I’ve been wanting to go and see my doctor for a while. I’ve been putting it off a bit as I have been feeling so unwell and when I have felt up to it she hasn’t been available.
Eventually made an appointment with a two week wait. Great, lots of time to prepare. So I make a list of all the symptoms that have been worrying me. Add to the list various supplement trials others I know of with m.e. are on and I’m all set to have my mind set at ease and possibly further investigations done.
Downside of having so much time to plan is the anxiety build up in anticipation of going at all. I don’t go out much, and knowing I have to be in a set place at a set time and with it enough to achieve what I set out to achieve is rather daunting.
I’ve been feeling quite scared lately, scared that perhaps this time I won’t get better and that I might get worse.
First thing she does is laugh at my long list and tell me that I should only ever make an appointment to discuss 1 or 2 symptoms.
After looking through my list she says she thinks I’ve developed “health anxiety”, I think this is another way of calling me a hypochondriac. I thought I was being well prepared and informed, apparently not.
She then goes on to say that if anyone (without m.e. diagnosis) came in with my symptoms and they had 2 young children at home, she would say the symptoms were down to life with young children. But I don’t see any other mums out there who don’t leave the house except to deliver the kids to and from school and even sometimes struggle with that.
I don’t see other mums who have to spend all weekend resting instead of enjoying their family and going on outings because otherwise they wouldn’t be able to function for the following week.
She did say she wasn’t dismissing my symptoms, though at the same time it sounded like that is exactly what she was doing.
She has agreed to send me for blood tests, but said she really didn’t expect them to show anything.
I know I have a diagnosis of M.E. given to me 13 years ago, but I have spent 8 of those subsequent years in good health. When both my kids were small I was in good health, still very active, able to work and enjoy my kids.
I don’t understand how they can be so relaxed about my symptoms now due to a diagnosis made so many years ago!
Sorry for the rant everyone, but I am feeling so frustrated and let down by the system today.
It's really tricky once you have a ME diagnosis because the symptoms are so broad everything gets lumped in. What I've found useful, if there's been a big change, is to take someone else in with me to back up that it isn't within the normal range of Tired All The Time or overdoing it (they should prepare examples of why they're worried about you too). I find the other person is taken more seriously because doctors aren't so confused about health anxiety. Of course if you're unable to lead a normal life and feel crap all the time some health anxiety is a sanity response! BTW I'm recently diagnosed with PoTS and the cardiologist thought that I've had it 17yrs since glandular fever. It is somewhat treatable. That's a long time to feel crapper because the symptoms are similar to ME!

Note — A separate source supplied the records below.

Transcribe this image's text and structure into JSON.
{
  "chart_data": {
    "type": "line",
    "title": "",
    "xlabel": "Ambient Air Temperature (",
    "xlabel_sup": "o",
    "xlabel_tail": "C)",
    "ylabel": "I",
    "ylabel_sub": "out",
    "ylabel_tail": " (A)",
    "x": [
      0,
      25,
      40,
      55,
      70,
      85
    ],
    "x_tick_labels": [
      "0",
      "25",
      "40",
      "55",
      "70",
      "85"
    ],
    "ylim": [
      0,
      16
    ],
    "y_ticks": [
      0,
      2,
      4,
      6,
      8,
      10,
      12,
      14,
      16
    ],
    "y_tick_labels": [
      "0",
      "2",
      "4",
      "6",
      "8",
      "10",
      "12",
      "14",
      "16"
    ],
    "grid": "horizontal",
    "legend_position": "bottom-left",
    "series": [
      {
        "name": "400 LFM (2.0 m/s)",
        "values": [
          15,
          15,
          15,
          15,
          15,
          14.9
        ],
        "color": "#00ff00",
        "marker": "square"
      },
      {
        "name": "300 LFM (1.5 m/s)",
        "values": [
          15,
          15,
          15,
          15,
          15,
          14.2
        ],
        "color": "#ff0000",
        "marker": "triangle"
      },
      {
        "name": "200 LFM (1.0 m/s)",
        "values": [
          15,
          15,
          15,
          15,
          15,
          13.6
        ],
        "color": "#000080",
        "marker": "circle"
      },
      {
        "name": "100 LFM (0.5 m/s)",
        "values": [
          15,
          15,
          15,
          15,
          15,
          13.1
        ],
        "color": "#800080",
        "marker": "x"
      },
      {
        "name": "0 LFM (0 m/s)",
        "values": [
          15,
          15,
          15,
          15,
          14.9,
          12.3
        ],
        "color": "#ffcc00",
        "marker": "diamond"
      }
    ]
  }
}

Wow, yes that is a long time to go undiagnosed! The only person who sees me day to day is my husband and he can't go to appointments with me – also he tends to bury his head in the sand and doesn't like hearing about new symptoms as it makes him stressed! I can now see my doctors point, I think I'd been stewing through the winter with cold after cold and it had completely worn me down mentally and physically. I seem to be in a more positive headspace at the moment.